Zaid menoleh, menatap wajah murung itu sendu. Semenjak kepergian Keisya, bukan hanya dia yang merasa hampa, tapi Berlian lah yang jauh lebih terluka. Ditinggalkan begitu saja tanpa salam perpisahan, menunggu tanpa kepastian, dan memupuk harapan yang bisa saja berakhir dengan kekecewaan.
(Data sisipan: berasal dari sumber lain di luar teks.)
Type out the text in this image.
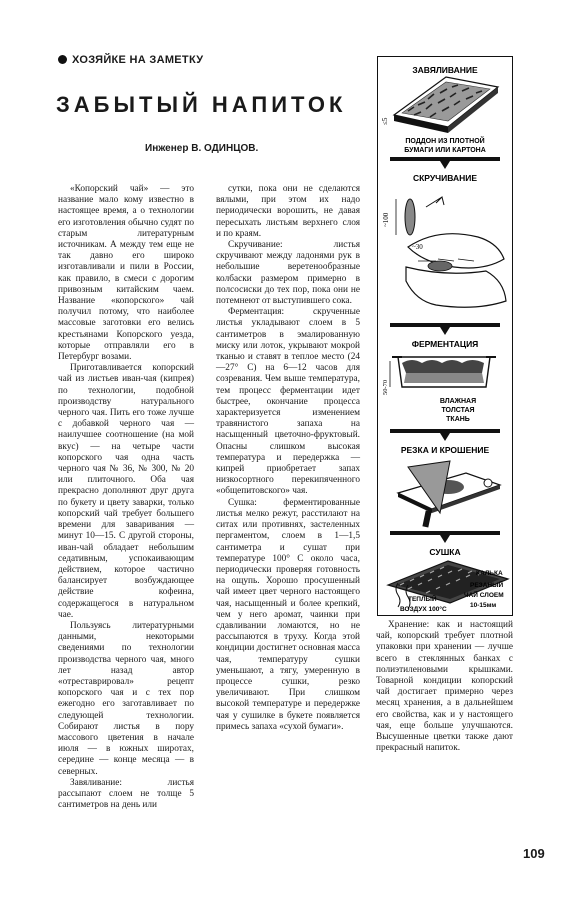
ХОЗЯЙКЕ НА ЗАМЕТКУ
ЗАБЫТЫЙ НАПИТОК
Инженер В. ОДИНЦОВ.

«Копорский чай» — это название мало кому известно в настоящее время, а о технологии его изготовления обычно судят по старым литературным источникам. А между тем еще не так давно его широко изготавливали и пили в России, как правило, в смеси с дорогим привозным китайским чаем. Название «копорского» чай получил потому, что наиболее массовые заготовки его велись крестьянами Копорского уезда, которые отправляли его в Петербург возами.

Приготавливается копорский чай из листьев иван-чая (кипрея) по технологии, подобной производству натурального черного чая. Пить его тоже лучше с добавкой черного чая — наилучшее соотношение (на мой вкус) — на четыре части копорского чая одна часть черного чая № 36, № 300, № 20 или плиточного. Оба чая прекрасно дополняют друг друга по букету и цвету заварки, только копорский чай требует большего времени для заваривания — минут 10—15. С другой стороны, иван-чай обладает небольшим седативным, успокаивающим действием, которое частично балансирует возбуждающее действие кофеина, содержащегося в натуральном чае.

Пользуясь литературными данными, некоторыми сведениями по технологии производства черного чая, много лет назад автор «отреставрировал» рецепт копорского чая и с тех пор ежегодно его заготавливает по следующей технологии. Собирают листья в пору массового цветения в начале июля — в южных широтах, середине — конце месяца — в северных.

Завяливание: листья рассыпают слоем не толще 5 сантиметров на день или

сутки, пока они не сделаются вялыми, при этом их надо периодически ворошить, не давая пересыхать листьям верхнего слоя и по краям.

Скручивание: листья скручивают между ладонями рук в небольшие веретенообразные колбаски размером примерно в полсосиски до тех пор, пока они не потемнеют от выступившего сока.

Ферментация: скрученные листья укладывают слоем в 5 сантиметров в эмалированную миску или лоток, укрывают мокрой тканью и ставят в теплое место (24—27° С) на 6—12 часов для созревания. Чем выше температура, тем процесс ферментации идет быстрее, окончание процесса характеризуется изменением травянистого запаха на насыщенный цветочно-фруктовый. Опасны слишком высокая температура и передержка — кипрей приобретает запах низкосортного перекипяченного «общепитовского» чая.

Сушка: ферментированные листья мелко режут, расстилают на ситах или противнях, застеленных пергаментом, слоем в 1—1,5 сантиметра и сушат при температуре 100° С около часа, периодически проверяя готовность на ощупь. Хорошо просушенный чай имеет цвет черного настоящего чая, насыщенный и более крепкий, чем у него аромат, чаинки при сдавливании ломаются, но не рассыпаются в труху. Когда этой кондиции достигнет основная масса чая, температуру сушки уменьшают, а тягу, умеренную в процессе сушки, резко увеличивают. При слишком высокой температуре и передержке чая у сушилке в букете появляется примесь запаха «сухой бумаги».

Хранение: как и настоящий чай, копорский требует плотной упаковки при хранении — лучше всего в стеклянных банках с полиэтиленовыми крышками. Товарной кондиции копорский чай достигает примерно через месяц хранения, а в дальнейшем его свойства, как и у настоящего чая, еще больше улучшаются. Высушенные цветки также дают прекрасный напиток.

ЗАВЯЛИВАНИЕ
≤5
ПОДДОН ИЗ ПЛОТНОЙ
БУМАГИ ИЛИ КАРТОНА
СКРУЧИВАНИЕ
~100
~30
ФЕРМЕНТАЦИЯ
50-70
ВЛАЖНАЯ
ТОЛСТАЯ
ТКАНЬ
РЕЗКА И КРОШЕНИЕ
СУШКА
КАЛЬКА
РЕЗАНЫЙ
ЧАЙ СЛОЕМ
10-15мм
ТЕПЛЫЙ
ВОЗДУХ 100°С
109
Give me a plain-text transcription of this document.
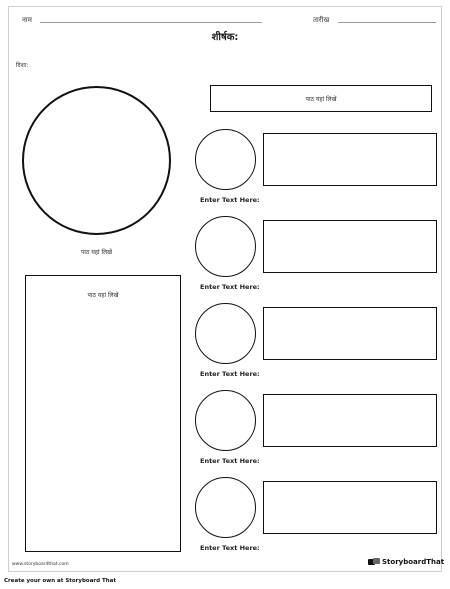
नाम	तारीख
शीर्षक:
दिशा:
पाठ यहां लिखें
पाठ यहां लिखें
पाठ यहां लिखें
Enter Text Here:
Enter Text Here:
Enter Text Here:
Enter Text Here:
Enter Text Here:
www.storyboardthat.com	StoryboardThat
Create your own at Storyboard That
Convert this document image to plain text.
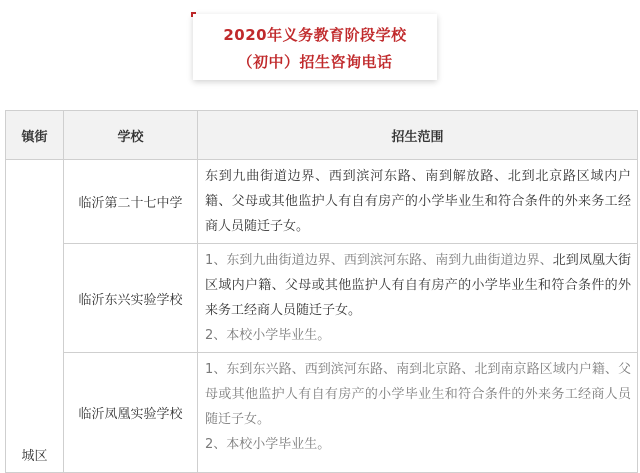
2020年义务教育阶段学校
（初中）招生咨询电话
镇街	学校	招生范围
城区	临沂第二十七中学	东到九曲街道边界、西到滨河东路、南到解放路、北到北京路区域内户籍、父母或其他监护人有自有房产的小学毕业生和符合条件的外来务工经商人员随迁子女。

	临沂东兴实验学校	1、东到九曲街道边界、西到滨河东路、南到九曲街道边界、北到凤凰大街区域内户籍、父母或其他监护人有自有房产的小学毕业生和符合条件的外来务工经商人员随迁子女。

2、本校小学毕业生。

	临沂凤凰实验学校	1、东到东兴路、西到滨河东路、南到北京路、北到南京路区域内户籍、父母或其他监护人有自有房产的小学毕业生和符合条件的外来务工经商人员随迁子女。

2、本校小学毕业生。
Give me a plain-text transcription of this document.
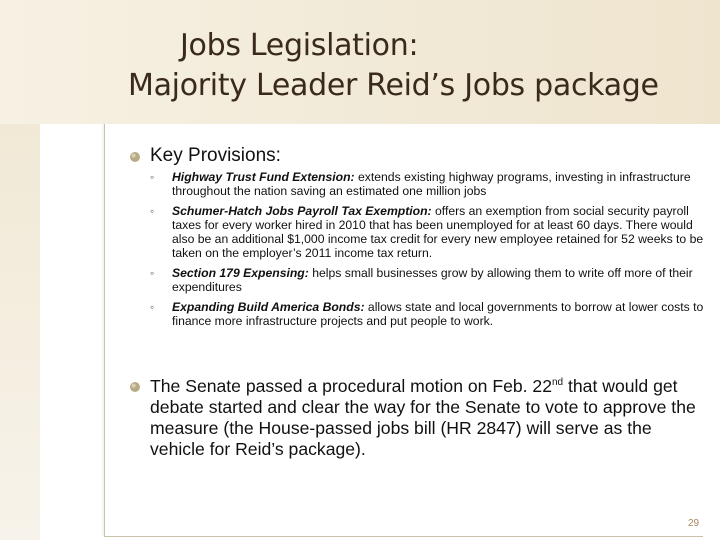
Jobs Legislation:
Majority Leader Reid’s Jobs package
Key Provisions:
◦ Highway Trust Fund Extension: extends existing highway programs, investing in infrastructure throughout the nation saving an estimated one million jobs
◦ Schumer-Hatch Jobs Payroll Tax Exemption: offers an exemption from social security payroll taxes for every worker hired in 2010 that has been unemployed for at least 60 days. There would also be an additional $1,000 income tax credit for every new employee retained for 52 weeks to be taken on the employer’s 2011 income tax return.
◦ Section 179 Expensing: helps small businesses grow by allowing them to write off more of their expenditures
◦ Expanding Build America Bonds: allows state and local governments to borrow at lower costs to finance more infrastructure projects and put people to work.
The Senate passed a procedural motion on Feb. 22nd that would get debate started and clear the way for the Senate to vote to approve the measure (the House-passed jobs bill (HR 2847) will serve as the vehicle for Reid’s package).
29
Berlian tumbuh menjadi anak yang sangat menggemaskan, namun tingkahnya tidak ceria. Mata beningnya redup tanpa cahaya, bibirnya terkatup enggan bersuara.

"Kenapa Lian nggak mau sekolah? Kan, Lian mau pinter." Zaid membalas dengan lembut, sesekali dia melirik sang putri.

"Lian sedih. Temen-temen Lian sering cerita tentang ibu mereka, Lian nggak bisa. Lian nggak mau dengar cerita mereka lagi. Lian benci."

"Lian ...."

"Lian benci ibu! Katanya ibu mereka sayang sama mereka, tapi Lian nggak ada. Umi ninggalin Lian padahal Lian selalu doain Umi, tapi Umi pergi ninggalin Lian."

Anak itu mulai menangis. Zaid memberhentikan mobilnya sejenak agar bisa menenangkan Berlian. Dia membawa sang putri ke dalam pelukannya, tubuh Berlian bergetar hebat. Zaid tahu jika Berlian tidak sekuat Keisya. Jika Keisya selalu tahan dengan setiap luka, maka Berlian tidak. Keisya selalu banyak memberinya cinta, memanjakan, dan membahagiakannya, karena itu ketika diberi luka Berlian tak mampu bertahan lama. Berlian tidak bisa berdiri dengan kakinya sendiri, Berlian tidak bisa berpegang pada sebuah harapan semu yang dia ciptakan sendiri sebagai imajinasi.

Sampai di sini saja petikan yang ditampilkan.